Tirarlo todo es lanzar las cosas a la muerte, lo cual nos causa dolor, además de la consiguiente incomprensión de los familiares o amigos que no entenderán cómo despilfarramos las glorias que el mundo nos ofrece. Y es que no se entiende que exista algo superior a las cumbres que el hombre tiene como supuestos para una realización personal. Por la excelencia del conocimiento de Cristo no sólo consideraremos las ganancias de este mundo como basura, sino aun rendiremos nuestras propias vidas, negándonos a nosotros mismos a fin de ganarlo a él, llegando a ser semejantes a él en su muerte; esto es, rendir la vida por los demás.

En el contexto de la epístola, Pablo menciona 14 veces la palabra sentir; nos pide que tengamos el sentir que hubo en Cristo. El sentir o actitud que hubo en Cristo fue que, siendo Dios, se hizo hombre; siendo hombre, se hizo esclavo; siendo Rey, vino a servir; siendo rico, se hizo pobre; siendo todo, se hizo nada. Esto es morir y este es el sentir de Cristo.
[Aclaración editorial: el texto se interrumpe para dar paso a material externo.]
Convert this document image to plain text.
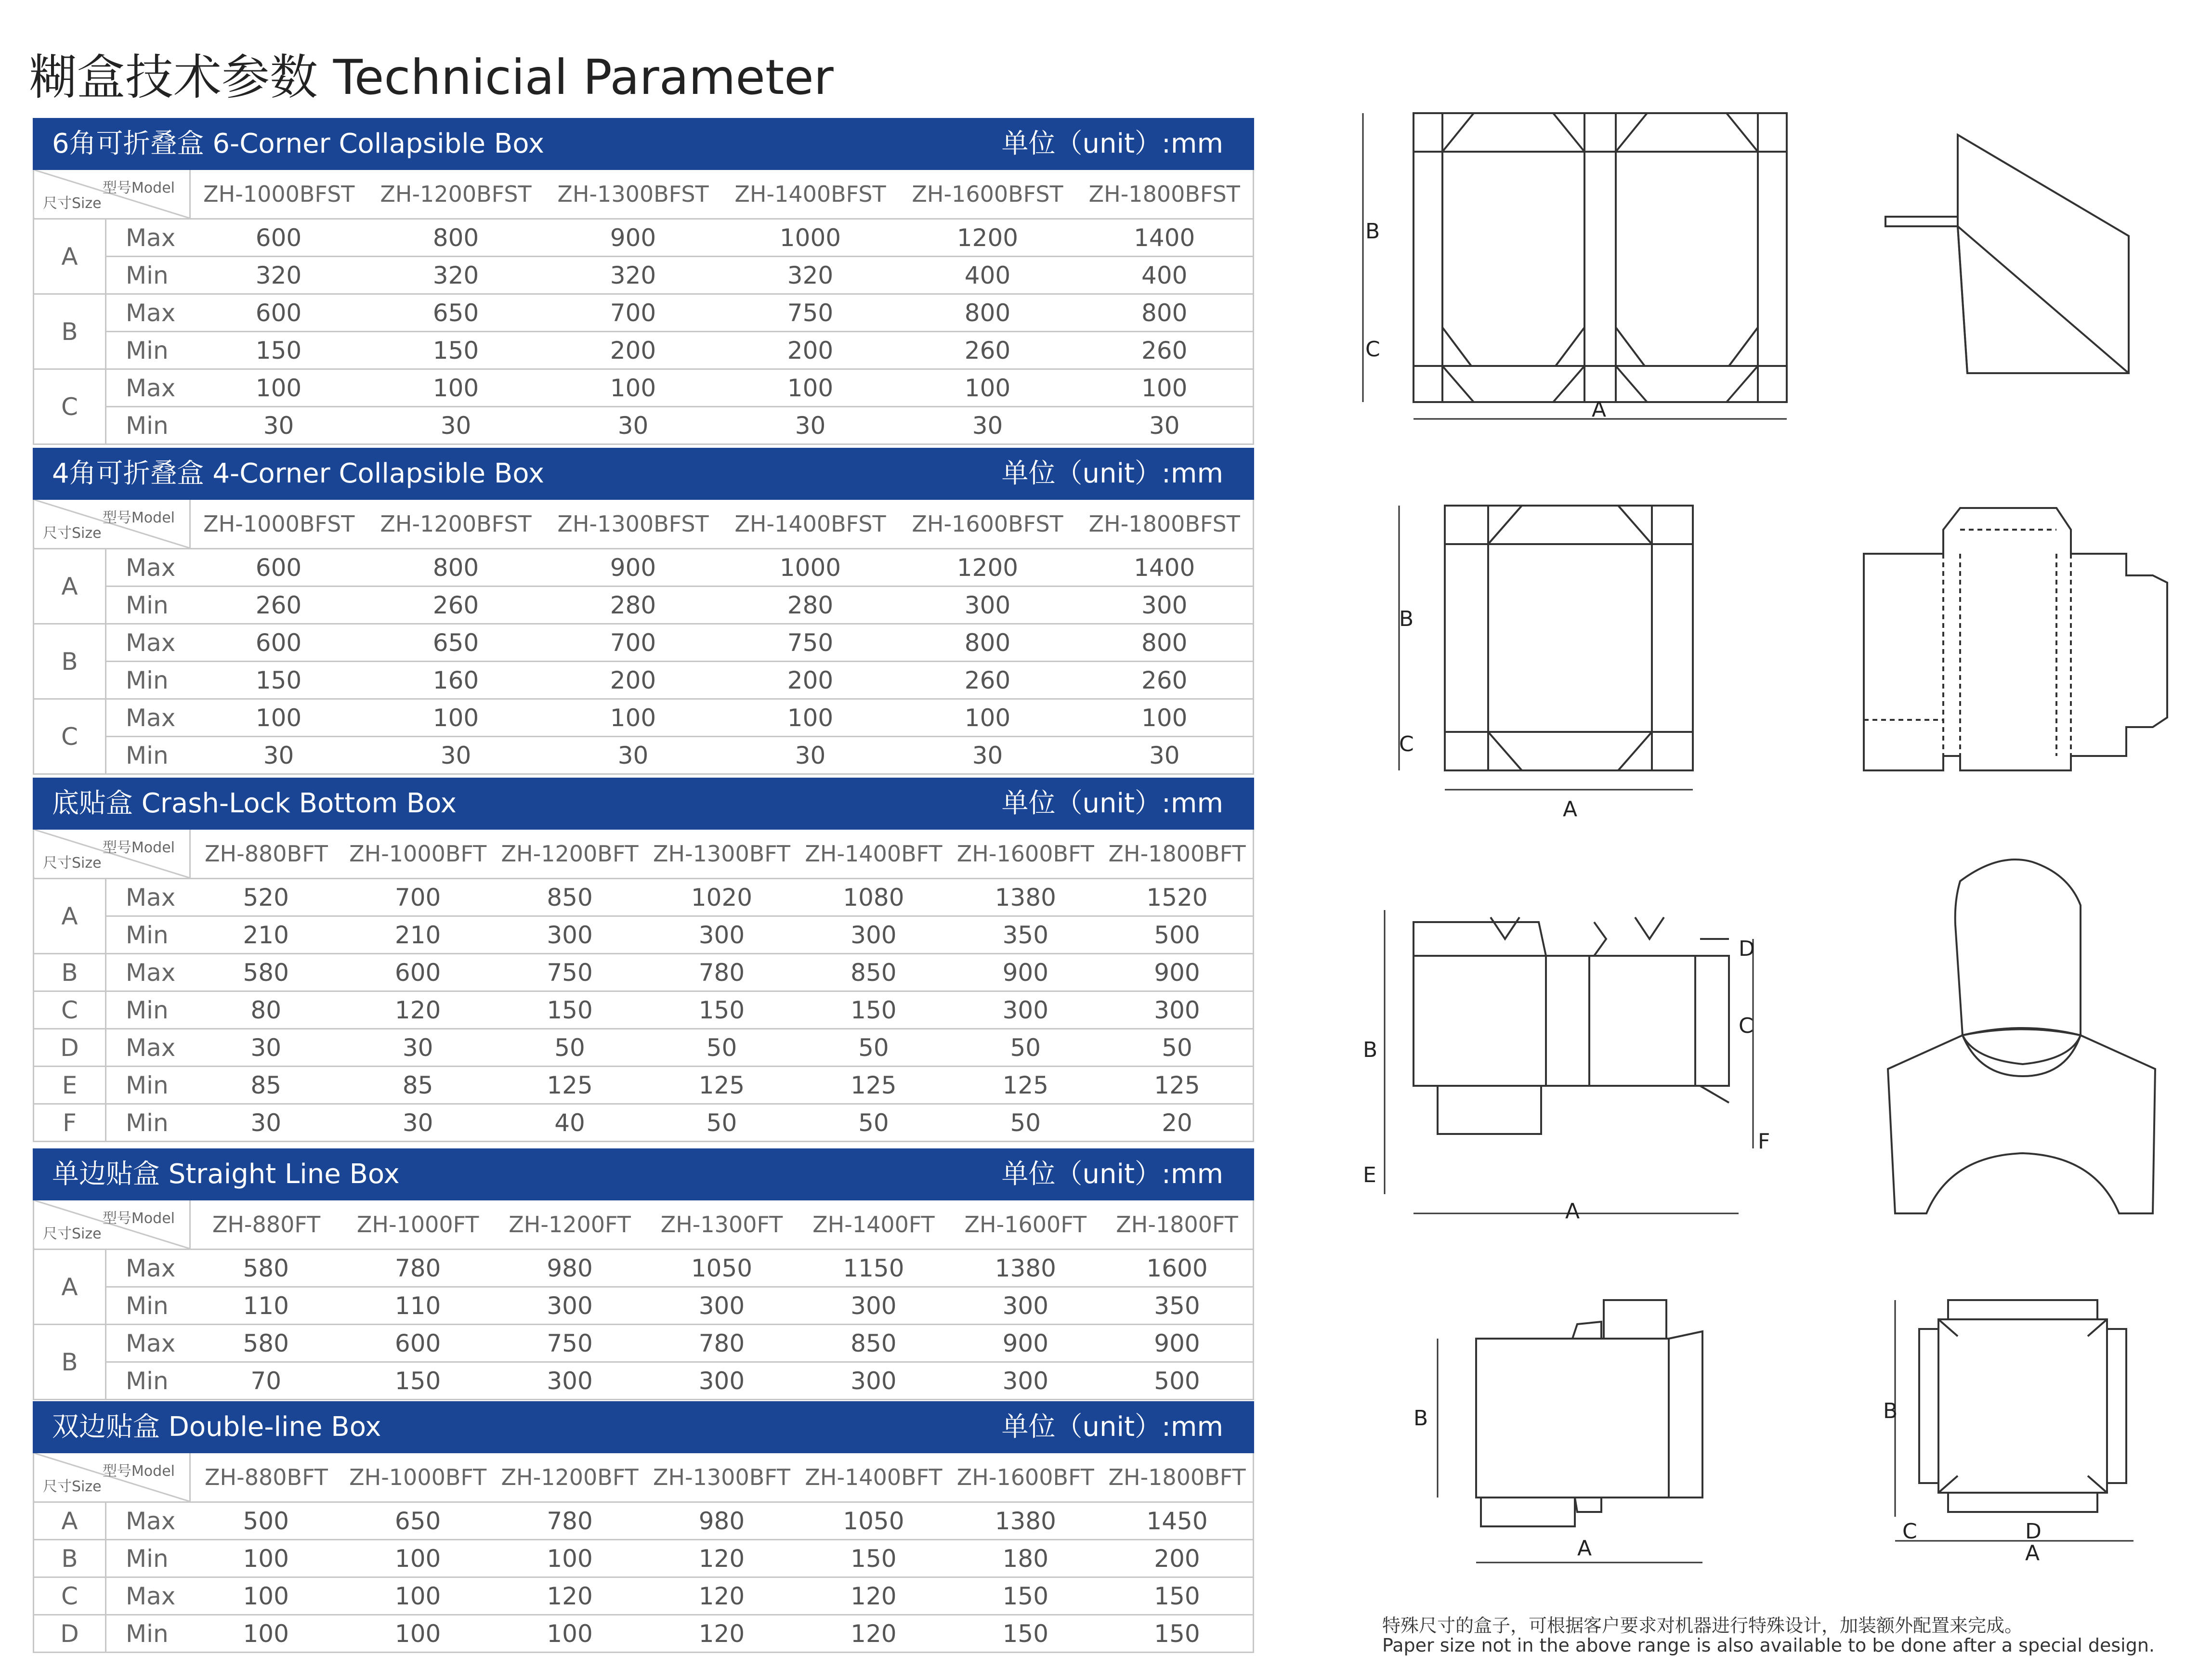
糊盒技术参数 Technicial Parameter
6角可折叠盒 6-Corner Collapsible Box	单位（unit）:mm
型号Model
尺寸Size		ZH-1000BFST	ZH-1200BFST	ZH-1300BFST	ZH-1400BFST	ZH-1600BFST	ZH-1800BFST
A	Max	600	800	900	1000	1200	1400
	Min	320	320	320	320	400	400
B	Max	600	650	700	750	800	800
	Min	150	150	200	200	260	260
C	Max	100	100	100	100	100	100
	Min	30	30	30	30	30	30
4角可折叠盒 4-Corner Collapsible Box	单位（unit）:mm
型号Model
尺寸Size		ZH-1000BFST	ZH-1200BFST	ZH-1300BFST	ZH-1400BFST	ZH-1600BFST	ZH-1800BFST
A	Max	600	800	900	1000	1200	1400
	Min	260	260	280	280	300	300
B	Max	600	650	700	750	800	800
	Min	150	160	200	200	260	260
C	Max	100	100	100	100	100	100
	Min	30	30	30	30	30	30
底贴盒 Crash-Lock Bottom Box	单位（unit）:mm
型号Model
尺寸Size		ZH-880BFT	ZH-1000BFT	ZH-1200BFT	ZH-1300BFT	ZH-1400BFT	ZH-1600BFT	ZH-1800BFT
A	Max	520	700	850	1020	1080	1380	1520
	Min	210	210	300	300	300	350	500
B	Max	580	600	750	780	850	900	900
C	Min	80	120	150	150	150	300	300
D	Max	30	30	50	50	50	50	50
E	Min	85	85	125	125	125	125	125
F	Min	30	30	40	50	50	50	20
单边贴盒 Straight Line Box	单位（unit）:mm
型号Model
尺寸Size		ZH-880FT	ZH-1000FT	ZH-1200FT	ZH-1300FT	ZH-1400FT	ZH-1600FT	ZH-1800FT
A	Max	580	780	980	1050	1150	1380	1600
	Min	110	110	300	300	300	300	350
B	Max	580	600	750	780	850	900	900
	Min	70	150	300	300	300	300	500
双边贴盒 Double-line Box	单位（unit）:mm
型号Model
尺寸Size		ZH-880BFT	ZH-1000BFT	ZH-1200BFT	ZH-1300BFT	ZH-1400BFT	ZH-1600BFT	ZH-1800BFT
A	Max	500	650	780	980	1050	1380	1450
B	Min	100	100	100	120	150	180	200
C	Max	100	100	120	120	120	150	150
D	Min	100	100	100	120	120	150	150
B
C
A
B
C
A
B
E
A
D
C
F
B
A
B
C	D
A
特殊尺寸的盒子，可根据客户要求对机器进行特殊设计，加装额外配置来完成。
Paper size not in the above range is also available to be done after a special design.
Por lo tanto, se espera de nosotros este mismo sentir. Si no experimentamos esto, permaneceremos en un infantilismo espiritual. Si usted quiere crecer hasta llegar a la madurez, tiene que tener comunión con los padecimientos de Cristo. ¿Ha tenido usted esta experiencia? ¿Conoce a Cristo experimentalmente? ¿O su conocimiento de Cristo es histórico, intelectual, bíblico, teórico?

Pablo decía: “Ahora me gozo en lo que padezco por vosotros, y cumplo en mi carne lo que falta de las aflicciones de Cristo por su cuerpo, que es la iglesia” (Col. 1:24). Gozarse en el padecimiento pudiera parecer como un masoquismo. Pero no se trata de eso, ni de buscar los sufrimientos. Simplemente ellos llegan con el vivir cristiano. El gozo está en saber que se sufre con propósito. Sufrimos porque aún faltan aflicciones de Cristo por su cuerpo, y estos son los sufrimientos que se van cumpliendo en sus miembros. Puesto que el cuerpo está unido a la Cabeza, participa de todo lo que le pasa a la Cabeza. Cristo aún sufre e intercede por la iglesia, así también la iglesia sufre por su ausencia, pero se goza en las aflicciones porque sabe que éstas le unen más y más a su Amado.
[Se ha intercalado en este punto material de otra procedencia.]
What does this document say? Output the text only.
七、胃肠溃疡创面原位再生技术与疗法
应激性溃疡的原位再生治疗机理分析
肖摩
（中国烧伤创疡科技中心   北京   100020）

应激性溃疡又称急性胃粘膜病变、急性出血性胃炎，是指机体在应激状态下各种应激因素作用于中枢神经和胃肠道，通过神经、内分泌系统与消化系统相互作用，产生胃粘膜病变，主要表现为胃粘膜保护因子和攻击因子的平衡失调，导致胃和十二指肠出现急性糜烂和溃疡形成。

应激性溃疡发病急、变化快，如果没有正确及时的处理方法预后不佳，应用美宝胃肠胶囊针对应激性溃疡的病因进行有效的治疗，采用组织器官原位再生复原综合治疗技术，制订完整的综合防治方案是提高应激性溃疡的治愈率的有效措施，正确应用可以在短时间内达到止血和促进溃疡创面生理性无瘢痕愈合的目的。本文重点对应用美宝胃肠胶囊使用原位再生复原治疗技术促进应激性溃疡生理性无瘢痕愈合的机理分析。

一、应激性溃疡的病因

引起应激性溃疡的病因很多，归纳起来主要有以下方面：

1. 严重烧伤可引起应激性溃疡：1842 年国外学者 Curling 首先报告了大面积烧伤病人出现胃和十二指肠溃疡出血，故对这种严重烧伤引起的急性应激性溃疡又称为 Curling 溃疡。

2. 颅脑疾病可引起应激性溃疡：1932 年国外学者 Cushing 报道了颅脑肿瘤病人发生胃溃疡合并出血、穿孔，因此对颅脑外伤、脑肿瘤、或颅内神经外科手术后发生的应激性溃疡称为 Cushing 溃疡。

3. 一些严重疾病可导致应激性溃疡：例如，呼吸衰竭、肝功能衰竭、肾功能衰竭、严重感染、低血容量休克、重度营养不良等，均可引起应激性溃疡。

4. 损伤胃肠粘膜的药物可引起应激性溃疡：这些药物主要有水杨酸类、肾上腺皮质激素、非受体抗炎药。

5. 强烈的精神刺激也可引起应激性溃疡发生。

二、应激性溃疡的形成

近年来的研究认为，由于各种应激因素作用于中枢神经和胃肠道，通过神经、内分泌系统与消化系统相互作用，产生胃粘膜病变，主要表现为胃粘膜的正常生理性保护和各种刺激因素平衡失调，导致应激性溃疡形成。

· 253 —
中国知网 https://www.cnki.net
La gracia de Dios obra en nosotros la muerte y la vida de Cristo. Morir para resucitar es la marcha constante en esta carrera. No podemos gustar de la vida de resurrección sin experimentar la muerte del yo. Y es que el Señor resucitado ha sido implantado dentro de nosotros en una perfecta unión con nuestro espíritu, pues “el que se une al Señor un espíritu es con él” (1 Cor. 6:17). Es Cristo mismo quien hace morir el hombre viejo en nosotros; es él quien ‘resucita’ dentro de nosotros, es él quien reproduce su imagen en nosotros hasta el punto de la consumación de la gloria de Dios en nosotros en el día postrero.

La madurez es la semejanza de Cristo

El apóstol Pablo dice que en todas estas cosas él no ha alcanzado todavía todo el conocimiento de Cristo, y que aún no es perfecto. No se atreve a decir que ha llegado a la plena madurez en cuanto a la experimentación de la excelencia del conocimiento de Cristo Jesús. Pero una cosa hace: sigue adelante en la carrera; su objetivo es uno solo: llegar a la meta, al supremo llamamiento de Dios en Cristo Jesús. Esto significa experimentar a Cristo en la plenitud de su muerte y resurrección. Por eso olvida todo aquello que tiró hacia atrás, todo aquello que dejó por Cristo y todo aquello en que ha padecido y sido entregado a la muerte por la causa de Cristo, y prosigue adelante a la meta. La perfección es Cristo.

¿Qué es aquello que él quiere asir y que aún no ha alcanzado, y para lo cual fue asido por Cristo? Es la madurez, la semejanza de Cristo, “llegar a ser semejante a él en su muerte”, y también “si en alguna manera llegase a la resurrección de entre los muertos”. No está planteando una duda respecto del hecho de la resurrección; sino que, como quien ha estado en un combate permanente, sabe que donde hay combate hay peligro. Por eso, debe mantenerse humilde y vigilante, dependiente de la gracia de Dios, pues sabe que sólo así obtendrá la victoria.